Rock avalanches are a significant hazard in mountainous regions, but when ice is present, the risk escalates dramatically. In colder regions, rock-ice avalanches avalanches consisting of both rock and ice tend to travel much farther than those made up of rock alone. Despite this well-known behavior, scientists have long struggled to understand the exact mechanism behind this increased mobility.
A recent study led by Fan et al. [2024] sheds new light on this mystery using advanced experimental methods. The researchers developed a state-of-the-art flume setup equipped with high-speed cameras that can operate at temperatures as low as −10°C. This allowed them to closely observe how ice fragments interact with rock fragments during avalanche simulations, offering unprecedented insight into the complex dynamics of rock-ice avalanches.
One of the study’s major breakthroughs was documenting, for the first time, how particle segregation occurs in rock-ice avalanches.
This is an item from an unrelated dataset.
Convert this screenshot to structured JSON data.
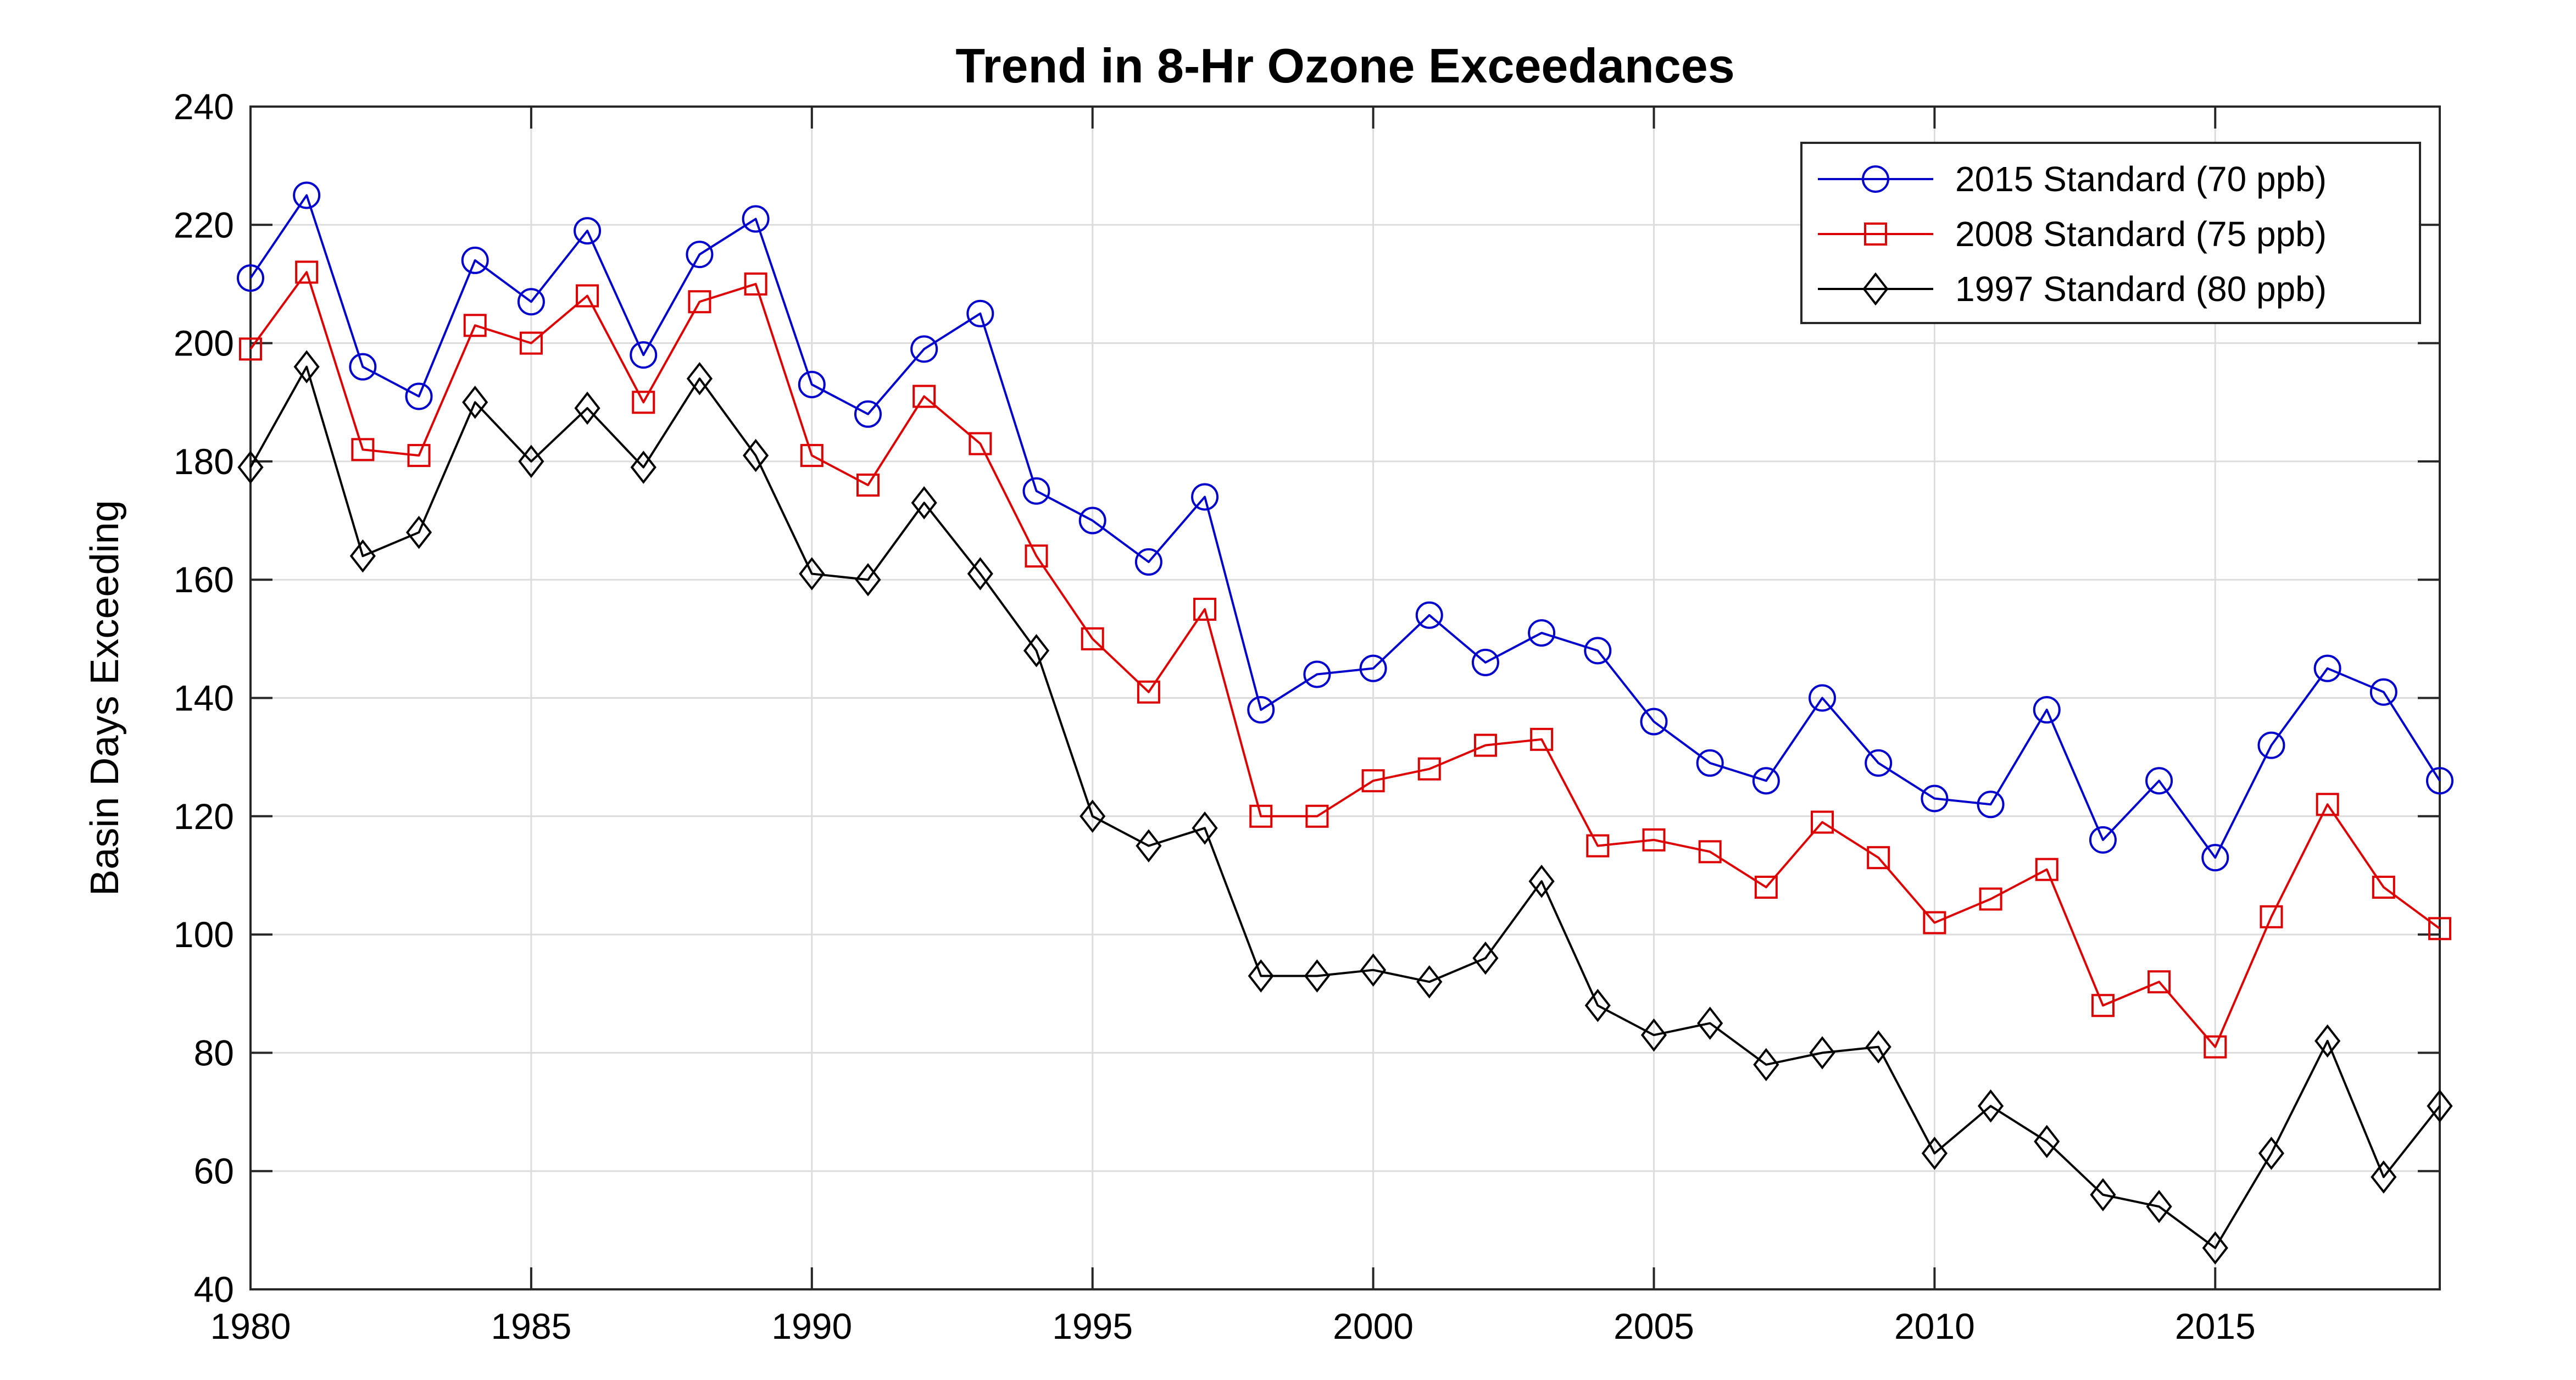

Segregation refers to how particles separate or move within the avalanche as it travels. The researchers found that this segregation plays a critical role in determining the distance traveled by the avalanche.
Building on these observations, the team proposed a new equation to calculate the friction coefficient of rock-ice avalanches, which is directly influenced by the relative content of ice in the mixture. The friction coefficient is a critical factor in predicting how far an avalanche will travel. With this new equation, scientists and hazard managers can better predict avalanche mobility and develop more accurate risk assessments in mountainous areas.
This study has major implications for avalanche hazard prediction and mitigation, especially as climate change accelerates glacier retreat. As glaciers continue to melt, more slopes containing mixed rock and ice are becoming exposed, leading to an increased risk of rock-ice avalanches.
Fan et al.’s findings provide a vital tool for better understanding and managing this growing hazard, offering new hope for improving safety in high-altitude regions vulnerable to avalanches.